For me, anti-Zionism is almost always antisemitism because they do not answer this question. They do not care, because they look past the conflict to ghosts they cannot see. I am indulgent of those who don’t believe in nation states but seem quite happy with university tenure in secure liberal democracies – gah, Marxists! – but no one else. Last week, two artists gave evidence of the antisemitic nature of anti-Zionism. They fell in head-first.

The first was Miriam Margolyes, actress, daughter of a Jewish doctor and famous anti-Zionist. I met Miriam for a profile in 2020 and I liked her very much, but that was before the war. Rather shamefully, because I liked her, I dismissed her anti-Zionism by writing that I didn’t want to interview the Caramel Bunny about Palestine. I liked her because I recognise Miriam, and the cold, class-ridden city that made her (Oxford), and I recognise what I think is her projected shame, which I felt too, until I grew up.

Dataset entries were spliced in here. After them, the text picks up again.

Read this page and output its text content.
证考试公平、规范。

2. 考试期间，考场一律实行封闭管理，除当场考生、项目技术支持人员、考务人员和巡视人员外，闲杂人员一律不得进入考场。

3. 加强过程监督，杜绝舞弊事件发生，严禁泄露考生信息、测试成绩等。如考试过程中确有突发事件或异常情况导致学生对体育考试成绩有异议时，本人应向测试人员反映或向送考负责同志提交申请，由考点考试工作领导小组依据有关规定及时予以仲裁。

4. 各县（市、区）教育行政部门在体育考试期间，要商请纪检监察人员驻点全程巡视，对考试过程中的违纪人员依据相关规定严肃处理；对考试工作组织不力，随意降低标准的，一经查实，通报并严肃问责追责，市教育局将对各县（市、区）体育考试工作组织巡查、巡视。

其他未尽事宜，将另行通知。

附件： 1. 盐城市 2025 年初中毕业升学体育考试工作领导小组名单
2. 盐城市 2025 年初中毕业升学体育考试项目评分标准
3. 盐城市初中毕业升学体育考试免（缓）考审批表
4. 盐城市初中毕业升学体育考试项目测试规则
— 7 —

I recognised her unease in her own body – I share that too – which seemed acute, even for an actress. I know how gifted she is – her performance in The Age of Innocence is bewitching, though it took Martin Scorsese to tear it from her – and how swift she is to defame that gift, to deny it and to send it away with pre-emptive self-mockery. All this touched me. Margolyes could have been the greatest actor of her generation but that idea didn’t sit well with her. I understand that, too. Margolyes is a British Jew like us and I admired and pitied her until – in my view, she will disagree, of course – she put British Jewish children at material risk. You cannot be a wounded child all your life, no matter your gift. You must take responsibility. Margolyes is 83.